Sydney, Aug 22 (IANS) With Saturday’s election producing Australia’s first hung parliament in 70 years, three independent MPs said they might act as a bloc in negotiations over whether Julia Gillard stays as prime minister or opposition coalition leader Tony Abbott replaces her.
The independents said they would press regional issues but want to avoid being seen as chasing wish lists.
When counting closed at 2.00 a.m. Sunday, the Australian Electoral Commission (AEC) announced Gillard’s Labor and the opposition coalition led by Liberal Party’s Tony Abott as winning 71 seats each. There were three independent MPs and a Green.
Independent MP Tony Windsor from New South Wales said the major issue was stability of governance. Having once held the balance of power in the New South Wales parliament, he sought to reassure the public. ‘This will be a good parliament – people shouldn’t be afraid of it,’ he said.
Rob Oakeshott, also from New South Wales, said he would look at the best outcome for his electorate and the country, while Bob Katter, from Queensland, said: ‘There is no way that I’m going to give the gong to either side unless I’ve got an undertaking that we have the right to survive in rural Australia’.
‘I think there’s a lot of sense in these early days as the dust settles, that we do stand shoulder to shoulder to try and drive some stability outcomes for the next three-year term,’ Oakeshott was quoted as saying by ABC.
Windsor said that in negotiations ‘we’ll all be independent of each other in a sense but there may be an easier way of handling it if we speak together’.
Meanwhile, tension flared between the independents and the opposition coalition, with Katter accusing a senior Senate Nationals leader of ‘an act of incredible stupidity’ in having ‘a cheap shot’ at Windsor during Saturday’s election telecast.
But Katter said he had ‘worked with people I loathe and detest’ when that was necessary for a good outcome.
Julia Gillard, meanwhile, Sunday promised to ‘provide stable and effective government’.
She said it was conceivable that she could hold on to the government with one MP lesser than the Coalition by securing the support of the independents.
‘It’s my intention to negotiate in good faith an effective agreement to form government,’ she was quoted as saying by The Age.
The prime minister expressed confidence that her policies would appeal more strongly to the independents than Abbott’s.

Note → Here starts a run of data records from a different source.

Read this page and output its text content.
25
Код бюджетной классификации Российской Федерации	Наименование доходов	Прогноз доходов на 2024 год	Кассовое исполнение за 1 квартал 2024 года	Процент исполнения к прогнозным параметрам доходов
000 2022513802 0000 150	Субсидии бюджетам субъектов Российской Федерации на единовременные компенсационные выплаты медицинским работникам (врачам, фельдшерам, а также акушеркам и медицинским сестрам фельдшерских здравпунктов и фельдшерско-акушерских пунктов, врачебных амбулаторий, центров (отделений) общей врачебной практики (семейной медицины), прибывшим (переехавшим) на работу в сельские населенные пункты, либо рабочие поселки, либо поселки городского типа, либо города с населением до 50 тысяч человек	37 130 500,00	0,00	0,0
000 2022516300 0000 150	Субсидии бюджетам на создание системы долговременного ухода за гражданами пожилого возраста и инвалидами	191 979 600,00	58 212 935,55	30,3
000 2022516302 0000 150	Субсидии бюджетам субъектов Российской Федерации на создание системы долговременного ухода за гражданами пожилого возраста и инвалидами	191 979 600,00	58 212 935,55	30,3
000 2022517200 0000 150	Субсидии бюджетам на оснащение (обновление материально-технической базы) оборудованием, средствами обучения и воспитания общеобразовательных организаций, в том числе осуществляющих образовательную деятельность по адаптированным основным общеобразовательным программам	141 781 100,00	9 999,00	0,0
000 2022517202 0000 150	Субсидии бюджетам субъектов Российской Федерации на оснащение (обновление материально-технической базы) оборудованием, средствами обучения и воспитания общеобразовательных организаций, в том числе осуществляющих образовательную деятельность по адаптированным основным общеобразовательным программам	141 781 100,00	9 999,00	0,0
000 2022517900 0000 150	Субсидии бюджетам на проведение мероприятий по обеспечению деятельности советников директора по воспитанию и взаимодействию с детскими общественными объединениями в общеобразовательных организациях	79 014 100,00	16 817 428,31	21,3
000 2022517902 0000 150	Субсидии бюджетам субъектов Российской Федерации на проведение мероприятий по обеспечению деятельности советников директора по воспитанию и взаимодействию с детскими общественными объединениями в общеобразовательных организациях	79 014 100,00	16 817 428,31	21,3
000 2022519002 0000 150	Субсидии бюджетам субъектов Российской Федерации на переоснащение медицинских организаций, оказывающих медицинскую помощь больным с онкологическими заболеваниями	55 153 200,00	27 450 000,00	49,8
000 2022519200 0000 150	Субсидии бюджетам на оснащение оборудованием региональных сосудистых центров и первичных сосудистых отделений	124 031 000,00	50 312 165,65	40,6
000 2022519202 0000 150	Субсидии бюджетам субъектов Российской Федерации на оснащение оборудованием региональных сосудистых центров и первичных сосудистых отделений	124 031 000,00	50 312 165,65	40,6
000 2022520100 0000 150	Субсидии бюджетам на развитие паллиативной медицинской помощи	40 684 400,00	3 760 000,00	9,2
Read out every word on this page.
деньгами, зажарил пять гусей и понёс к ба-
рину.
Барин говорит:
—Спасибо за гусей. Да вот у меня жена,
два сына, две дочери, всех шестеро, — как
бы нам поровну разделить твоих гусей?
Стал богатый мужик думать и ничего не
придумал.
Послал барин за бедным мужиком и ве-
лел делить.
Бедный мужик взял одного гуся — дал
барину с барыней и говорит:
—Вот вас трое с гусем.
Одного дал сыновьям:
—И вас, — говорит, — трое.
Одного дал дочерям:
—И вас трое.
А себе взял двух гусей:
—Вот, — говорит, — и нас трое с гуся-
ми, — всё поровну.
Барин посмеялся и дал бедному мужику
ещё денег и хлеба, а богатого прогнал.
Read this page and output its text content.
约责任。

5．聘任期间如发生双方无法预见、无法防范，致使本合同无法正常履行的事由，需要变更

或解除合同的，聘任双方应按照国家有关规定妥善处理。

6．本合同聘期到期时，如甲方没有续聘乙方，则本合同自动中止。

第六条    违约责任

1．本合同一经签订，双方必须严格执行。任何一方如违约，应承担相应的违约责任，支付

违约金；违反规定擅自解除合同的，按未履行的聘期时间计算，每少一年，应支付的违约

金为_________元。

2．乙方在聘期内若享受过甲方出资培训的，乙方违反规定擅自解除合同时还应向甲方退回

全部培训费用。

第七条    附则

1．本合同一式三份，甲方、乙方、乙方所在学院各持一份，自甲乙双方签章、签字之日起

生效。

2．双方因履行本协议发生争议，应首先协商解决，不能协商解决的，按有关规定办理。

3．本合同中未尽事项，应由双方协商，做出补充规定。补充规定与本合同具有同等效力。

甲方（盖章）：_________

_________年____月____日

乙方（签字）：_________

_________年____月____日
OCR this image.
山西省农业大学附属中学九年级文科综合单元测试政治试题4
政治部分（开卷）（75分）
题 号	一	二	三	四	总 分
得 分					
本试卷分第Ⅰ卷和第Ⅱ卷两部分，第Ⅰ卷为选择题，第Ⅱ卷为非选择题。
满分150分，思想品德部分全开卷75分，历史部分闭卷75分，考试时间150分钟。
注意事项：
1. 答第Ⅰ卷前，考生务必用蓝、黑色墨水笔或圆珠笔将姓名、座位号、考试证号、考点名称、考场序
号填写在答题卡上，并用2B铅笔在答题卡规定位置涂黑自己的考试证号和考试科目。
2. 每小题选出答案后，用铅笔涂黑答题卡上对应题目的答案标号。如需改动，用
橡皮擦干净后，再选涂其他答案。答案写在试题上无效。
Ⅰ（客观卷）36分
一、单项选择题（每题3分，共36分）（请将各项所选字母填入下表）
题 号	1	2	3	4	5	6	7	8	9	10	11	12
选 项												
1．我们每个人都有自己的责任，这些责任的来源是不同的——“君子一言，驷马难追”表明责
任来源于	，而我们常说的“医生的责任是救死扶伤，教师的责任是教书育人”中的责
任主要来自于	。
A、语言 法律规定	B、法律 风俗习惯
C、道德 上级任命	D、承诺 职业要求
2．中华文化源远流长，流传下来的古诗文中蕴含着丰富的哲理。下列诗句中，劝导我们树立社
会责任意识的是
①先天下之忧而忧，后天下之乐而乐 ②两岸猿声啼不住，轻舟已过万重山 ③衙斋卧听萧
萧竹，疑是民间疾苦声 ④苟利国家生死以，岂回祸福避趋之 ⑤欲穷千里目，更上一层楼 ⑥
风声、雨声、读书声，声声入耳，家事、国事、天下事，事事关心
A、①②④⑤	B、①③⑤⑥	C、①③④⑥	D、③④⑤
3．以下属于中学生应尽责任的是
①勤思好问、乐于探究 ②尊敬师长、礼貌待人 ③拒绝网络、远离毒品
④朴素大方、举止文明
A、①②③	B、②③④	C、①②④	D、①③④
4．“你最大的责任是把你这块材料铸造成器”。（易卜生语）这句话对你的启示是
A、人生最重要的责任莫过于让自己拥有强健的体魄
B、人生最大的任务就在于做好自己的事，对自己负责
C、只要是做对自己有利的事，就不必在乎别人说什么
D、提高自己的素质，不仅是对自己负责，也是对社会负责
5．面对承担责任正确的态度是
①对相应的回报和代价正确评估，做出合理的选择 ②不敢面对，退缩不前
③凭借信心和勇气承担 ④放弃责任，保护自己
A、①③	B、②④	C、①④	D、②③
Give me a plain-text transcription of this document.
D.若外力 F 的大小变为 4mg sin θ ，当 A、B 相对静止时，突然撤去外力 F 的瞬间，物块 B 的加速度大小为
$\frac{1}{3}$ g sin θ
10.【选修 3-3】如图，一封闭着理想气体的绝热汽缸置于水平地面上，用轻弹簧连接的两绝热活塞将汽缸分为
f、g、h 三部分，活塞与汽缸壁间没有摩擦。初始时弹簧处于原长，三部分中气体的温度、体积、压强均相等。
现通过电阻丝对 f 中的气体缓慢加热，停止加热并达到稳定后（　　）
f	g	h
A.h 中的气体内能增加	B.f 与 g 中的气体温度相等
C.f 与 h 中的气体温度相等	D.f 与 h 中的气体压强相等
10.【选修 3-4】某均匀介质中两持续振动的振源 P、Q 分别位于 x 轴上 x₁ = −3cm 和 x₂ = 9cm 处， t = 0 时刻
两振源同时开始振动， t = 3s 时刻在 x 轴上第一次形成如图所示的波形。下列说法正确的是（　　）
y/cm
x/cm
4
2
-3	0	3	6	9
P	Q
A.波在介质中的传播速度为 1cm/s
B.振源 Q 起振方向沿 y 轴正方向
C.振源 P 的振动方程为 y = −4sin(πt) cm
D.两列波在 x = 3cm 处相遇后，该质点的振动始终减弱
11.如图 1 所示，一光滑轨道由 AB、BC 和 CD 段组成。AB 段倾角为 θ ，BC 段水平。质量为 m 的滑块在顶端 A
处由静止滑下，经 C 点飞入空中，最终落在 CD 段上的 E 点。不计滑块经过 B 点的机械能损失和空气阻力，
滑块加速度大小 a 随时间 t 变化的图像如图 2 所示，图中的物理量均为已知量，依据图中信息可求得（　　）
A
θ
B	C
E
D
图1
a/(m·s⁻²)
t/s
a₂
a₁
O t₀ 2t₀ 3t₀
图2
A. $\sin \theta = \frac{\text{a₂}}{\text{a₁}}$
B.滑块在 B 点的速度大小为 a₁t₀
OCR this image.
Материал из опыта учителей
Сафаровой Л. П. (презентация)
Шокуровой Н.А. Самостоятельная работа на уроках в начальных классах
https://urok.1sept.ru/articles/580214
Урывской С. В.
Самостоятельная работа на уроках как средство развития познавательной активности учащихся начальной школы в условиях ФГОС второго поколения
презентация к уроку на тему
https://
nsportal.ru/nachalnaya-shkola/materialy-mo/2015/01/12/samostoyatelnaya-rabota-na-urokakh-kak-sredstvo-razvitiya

She also cited her record as a consensus builder and her standing as preferred prime minister in polls before the election to argue she was best placed to provide a stable government.
Both Gillard and Abbott have spoken to the independent MPs. Both said the conversations were not substantive but that they could have further talks.
Gillard also met Greens leader Bob Brown, while Abbott talked with him over phone.